Thursday, October 16, 2014

Bidar finds it hard to retain clean tag





City attained the tag in 2010, but it’s been downhill since then

Bidar was listed as the 26th cleanest city in the country in 2010 by the Union Ministry of Urban Development. Four years later, the hill-top town is having difficulty maintaining the tag.

Roads are not swept, drains overflow and garbage is found spilling over around dustbins. Machines and vehicles for waste transport and management remain unused and the system of door-to-door waste collection seems to work only in a few of the 35 wards.

CMC’s complaints

“We don’t have enough pourakarmikas. We need to double their number,” said Fatima Anwar Ali, City Municipal Council (CMC) president. It is also true that some of them don’t work hard enough, she said.

“Pending vacancies is an issue with the Bidar CMC, as with other government agencies in this backward district on the border. But it affects us more as we are under the scanner all the time,” said Jagadish Nayak, CMC commissioner.

“We are an agency that is supposed to serve the public 24x7. We are understaffed and over-worked. If we fail to fulfil people’s expectations even for one day, they complain, Dr. Nayak said.

Council members Shashi Hosalli and M. Nabi blame the contractors who, they say, do not carry out garbage collection or transportation properly.

“We keep paying them, but they don’t perform. The council cannot go on cancelling contracts or punishing the contractors; no one will come forward to keep the city clean,” Mr. Nabi said.

Mr. Hosalli pointed out that contractors use untrained drivers and operators to run hi-tech vehicles for garbage collection and management.

“They damage the vehicles and equipment. We have no funds for their maintenance and they are lying unused now,” Mr. Hosalli said.

Residents say that the fault lies elsewhere. “Vacancies of officials are not the no. 1 problem. It is the political leadership that has failed us,” said Syed Zulfikar Hashmi, former MLA and Janata Dal (Secular) leader.

Blame game

“We elected council members to serve us. Sadly, public interest is not their priority. They are busy recovering their election expenses and in preparing for the election that is four years away,” he said.

‘Involvement of council members’

He alleged that several council members had turned contractors.

“Most of them have given contracts in the names of their family members or to bogus firms. This is why the council does not act against erring contractors,” Mr. Hashmi said.

Officials don’t rule out this possibility.

In 2011, the city sanitary inspector filed a criminal complaint saying the then council member, Ravi Swamy, and his brother assaulted him for submitting a report to the government that the garbage contractor was not doing his job properly. That was because the member’s brother had won the contract, a police officer said.

Mr.

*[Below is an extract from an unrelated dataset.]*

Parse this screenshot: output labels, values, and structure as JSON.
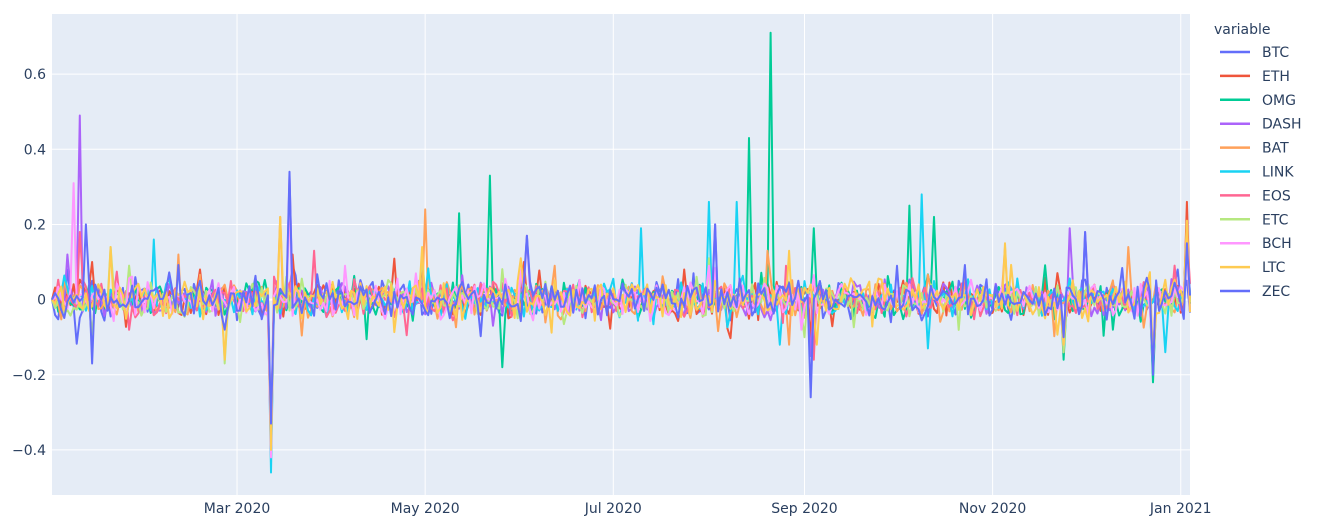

Ravi Swamy was arrested under the provisions of the Goonda Act two months ago.

In another incident in May 2013, CMC members shot down a proposal to hand over garbage collection to SHG groups, saying it would amount to injustice to the contractors.

“The authorities should stop the blame game and focus on cleanliness,” said B.G. Shetkar, convener of the district development association.Ambitious scheme

He hopes Swachch Bharat Abhiyan, Prime Minister Narendra Modi’s ambitious scheme to clean the country in five years, might address the issue.